I/O n°45 [édito]

io-45En face du problème essentiel de la vie, à savoir la délivrance des chaînes de ce chaos qu’est l’histoire, Gershom Scholem évoque deux possibilités dans ses « Essais sur la spiritualité du judaïsme », rappelant avec elles tout ce qui sépare la geulah juive de la rédemption chrétienne : considérer le salut comme « une course vers la fin des temps », ou bien chercher la sortie des cataclysmes de l’histoire par « une fuite vers le commencement ». Évidemment, le pessimisme absolu de la Mishna impose cette fuite.
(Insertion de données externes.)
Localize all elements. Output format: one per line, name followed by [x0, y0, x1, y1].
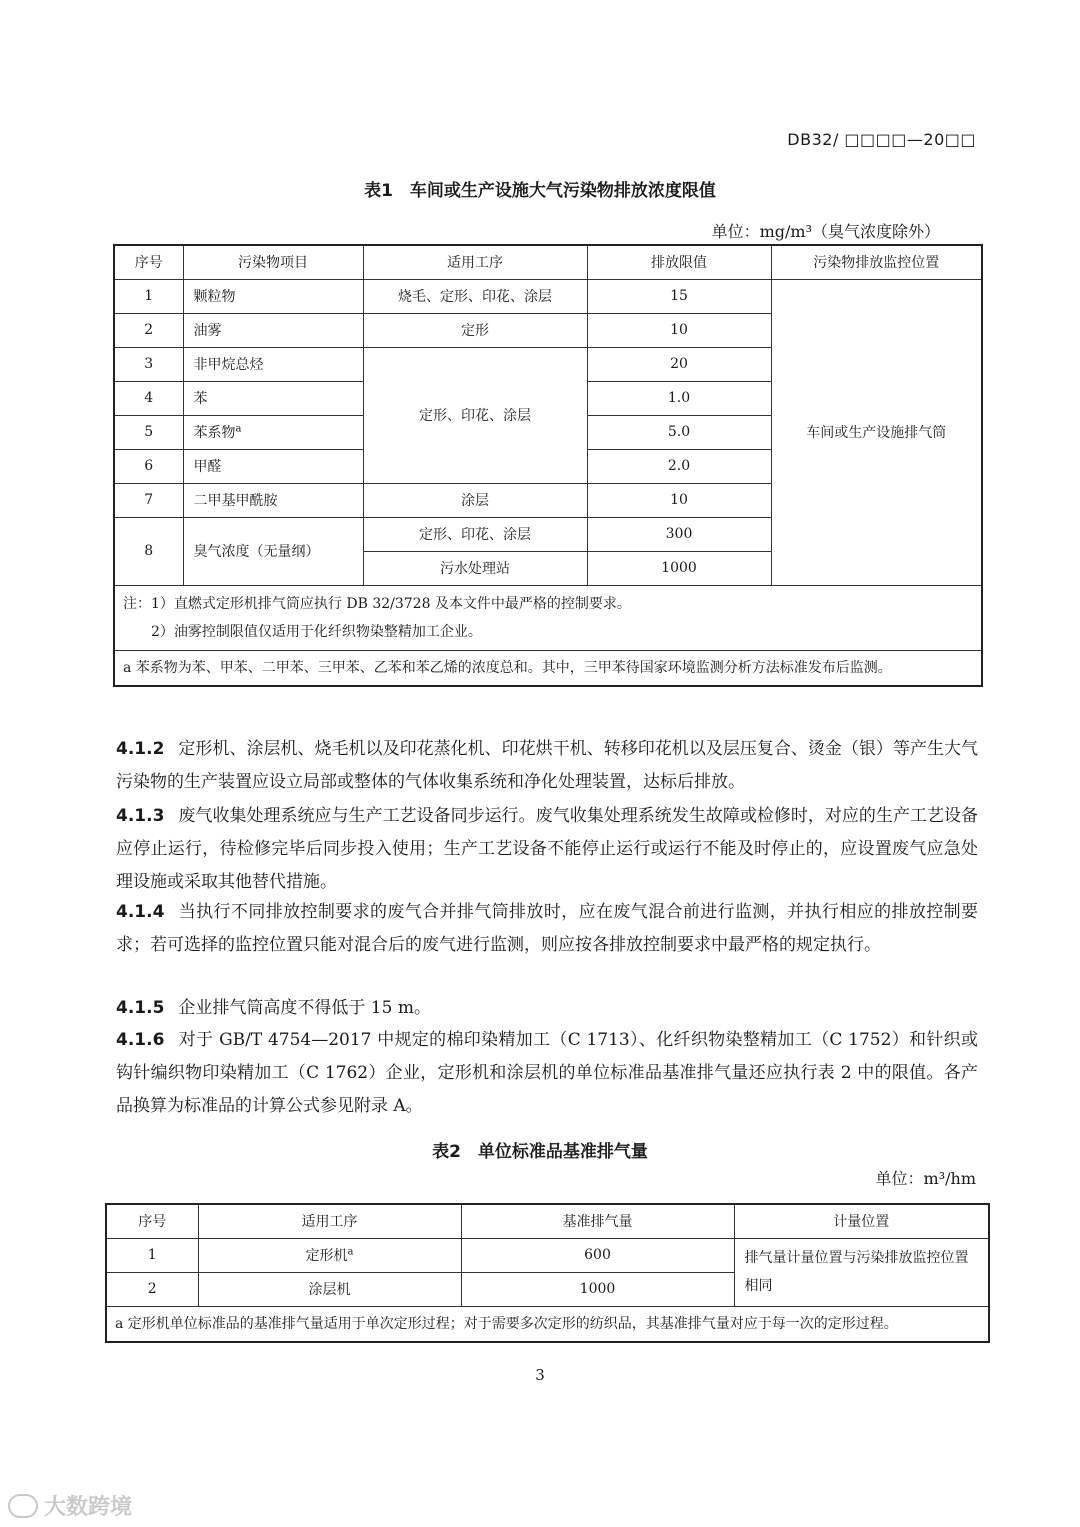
header-cell: 污染物项目	[183, 245, 363, 279]
clause-number: 4.1.5	[116, 998, 165, 1018]
table-footnote-row	[114, 650, 982, 686]
pollutant-item: 臭气浓度（无量纲）	[183, 517, 363, 585]
table-notes	[114, 585, 982, 650]
table1-unit: 单位：mg/m³（臭气浓度除外）	[711, 222, 940, 241]
note-2: 2）油雾控制限值仅适用于化纤织物染整精加工企业。	[151, 623, 482, 640]
clause-text: 定形机、涂层机、烧毛机以及印花蒸化机、印花烘干机、转移印花机以及层压复合、烫金（银）等产生大气污染物的生产装置应设立局部或整体的气体收集系统和净化处理装置，达标后排放。	[116, 739, 978, 792]
pollutant-item: 二甲基甲酰胺	[183, 483, 363, 517]
header-cell: 适用工序	[363, 245, 587, 279]
pollutant-item	[183, 415, 363, 449]
emission-limit: 20	[587, 347, 771, 381]
clause-4-1-6	[116, 1024, 978, 1123]
process: 烧毛、定形、印花、涂层	[363, 279, 587, 313]
pollutant-item: 油雾	[183, 313, 363, 347]
clause-number: 4.1.3	[116, 806, 165, 826]
header-cell: 基准排气量	[461, 1204, 734, 1238]
emission-limit: 2.0	[587, 449, 771, 483]
header-cell: 序号	[106, 1204, 198, 1238]
baseline-volume: 600	[461, 1238, 734, 1272]
metering-location: 排气量计量位置与污染排放监控位置相同	[734, 1238, 989, 1306]
footnote-marker: a	[347, 1246, 354, 1258]
table2-title: 表2 单位标准品基准排气量	[432, 1142, 648, 1162]
process: 涂层机	[198, 1272, 461, 1306]
monitor-location: 车间或生产设施排气筒	[771, 279, 982, 585]
row-number: 2	[106, 1272, 198, 1306]
standard-code: DB32/ □□□□—20□□	[787, 130, 976, 149]
clause-number: 4.1.6	[116, 1030, 165, 1050]
clause-4-1-3	[116, 800, 978, 899]
header-cell: 计量位置	[734, 1204, 989, 1238]
clause-text: 废气收集处理系统应与生产工艺设备同步运行。废气收集处理系统发生故障或检修时，对应的生产工艺设备应停止运行，待检修完毕后同步投入使用；生产工艺设备不能停止运行或运行不能及时停止的，应设置废气应急处理设施或采取其他替代措施。	[116, 806, 978, 892]
note-1: 注：1）直燃式定形机排气筒应执行 DB 32/3728 及本文件中最严格的控制要求。	[123, 595, 631, 612]
emission-limit: 10	[587, 483, 771, 517]
process: 定形	[363, 313, 587, 347]
baseline-volume: 1000	[461, 1272, 734, 1306]
row-number: 1	[106, 1238, 198, 1272]
clause-text: 当执行不同排放控制要求的废气合并排气筒排放时，应在废气混合前进行监测，并执行相应的排放控制要求；若可选择的监控位置只能对混合后的废气进行监测，则应按各排放控制要求中最严格的规定执行。	[116, 902, 978, 955]
pollutant-item: 非甲烷总烃	[183, 347, 363, 381]
row-number: 7	[114, 483, 183, 517]
process: 定形、印花、涂层	[363, 517, 587, 551]
table2-unit: 单位：m³/hm	[875, 1169, 976, 1188]
watermark	[8, 1490, 132, 1521]
row-number: 1	[114, 279, 183, 313]
footnote-a: a 苯系物为苯、甲苯、二甲苯、三甲苯、乙苯和苯乙烯的浓度总和。其中，三甲苯待国家环境监测分析方法标准发布后监测。	[114, 650, 982, 686]
table-row	[106, 1238, 989, 1272]
emission-limit: 5.0	[587, 415, 771, 449]
clause-text: 企业排气筒高度不得低于 15 m。	[178, 998, 431, 1018]
process: 涂层	[363, 483, 587, 517]
clause-number: 4.1.4	[116, 902, 165, 922]
emission-limit: 300	[587, 517, 771, 551]
clause-text: 对于 GB/T 4754—2017 中规定的棉印染精加工（C 1713）、化纤织物染整精加工（C 1752）和针织或钩针编织物印染精加工（C 1762）企业，定形机和涂层机的单位标准品基准排气量还应执行表 2 中的限值。各产品换算为标准品的计算公式参见附录 A。	[116, 1030, 978, 1116]
clause-4-1-2	[116, 733, 978, 799]
emission-limit: 1.0	[587, 381, 771, 415]
pollutant-item: 甲醛	[183, 449, 363, 483]
watermark-text: 大数跨境	[44, 1495, 133, 1520]
clause-number: 4.1.2	[116, 739, 165, 759]
table-row	[114, 279, 982, 313]
footnote-a: a 定形机单位标准品的基准排气量适用于单次定形过程；对于需要多次定形的纺织品，其基准排气量对应于每一次的定形过程。	[106, 1306, 989, 1342]
process: 污水处理站	[363, 551, 587, 585]
process: 定形、印花、涂层	[363, 347, 587, 483]
row-number: 3	[114, 347, 183, 381]
clause-4-1-5	[116, 992, 978, 1025]
table1-title: 表1 车间或生产设施大气污染物排放浓度限值	[364, 181, 716, 201]
process	[198, 1238, 461, 1272]
emission-limit: 15	[587, 279, 771, 313]
table2	[105, 1203, 990, 1343]
emission-limit: 10	[587, 313, 771, 347]
pollutant-item: 苯	[183, 381, 363, 415]
clause-4-1-4	[116, 896, 978, 962]
process-text: 定形机	[305, 1248, 348, 1264]
table-header-row	[114, 245, 982, 279]
row-number: 5	[114, 415, 183, 449]
row-number: 4	[114, 381, 183, 415]
emission-limit: 1000	[587, 551, 771, 585]
table-footnote-row	[106, 1306, 989, 1342]
table-note-row	[114, 585, 982, 650]
chat-bubble-icon	[8, 1494, 38, 1518]
table1	[113, 244, 983, 687]
header-cell: 污染物排放监控位置	[771, 245, 982, 279]
header-cell: 序号	[114, 245, 183, 279]
footnote-marker: a	[235, 423, 242, 435]
pollutant-item-text: 苯系物	[193, 425, 236, 441]
row-number: 6	[114, 449, 183, 483]
page-number: 3	[535, 1366, 545, 1384]
header-cell: 排放限值	[587, 245, 771, 279]
pollutant-item: 颗粒物	[183, 279, 363, 313]
table-header-row	[106, 1204, 989, 1238]
header-cell: 适用工序	[198, 1204, 461, 1238]
row-number: 2	[114, 313, 183, 347]
row-number: 8	[114, 517, 183, 585]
Mais alors, Walter Benjamin avait-il raison de penser qu’on ne peut « inventer le futur qu’à faire venir à soi une remémoration » ? Connaître la création et respecter le passé semblent être en tout cas les seuls chemins praticables vers l’achèvement de nos histoires individuelles. Peut-être parce que « what cannot be eschew’d must be embrac’d », comme le dit Page dans « Les Joyeuses Commères de Windsor ». Quel médium, alors, pour voyager sur cette route et vers l’assurance d’un apaisement ? Le Théâtre, bien entendu. Le Théâtre et l’obligation qu’il nous fait de respecter les mots et les morts qui jamais ne reviendront une fois la représentation terminée. Pourquoi ? Parce que dans ces salles, c’est « le souffle d’air dans lequel vivaient les hommes d’hier » dont parle Benjamin qui résonne chaque soir, et avec lui l’injonction faite à chacun d’entre nous de contrer l’impossible poids du passé. En fixant les mots et en gravant les souvenirs, c’est donc bien l’épitaphe de ces représentations mort-nées que deviennent ces pages, et c’est aux forçats de la rédemption que I/O Gazette s’adresse… à ceux qui jamais ne veulent oublier.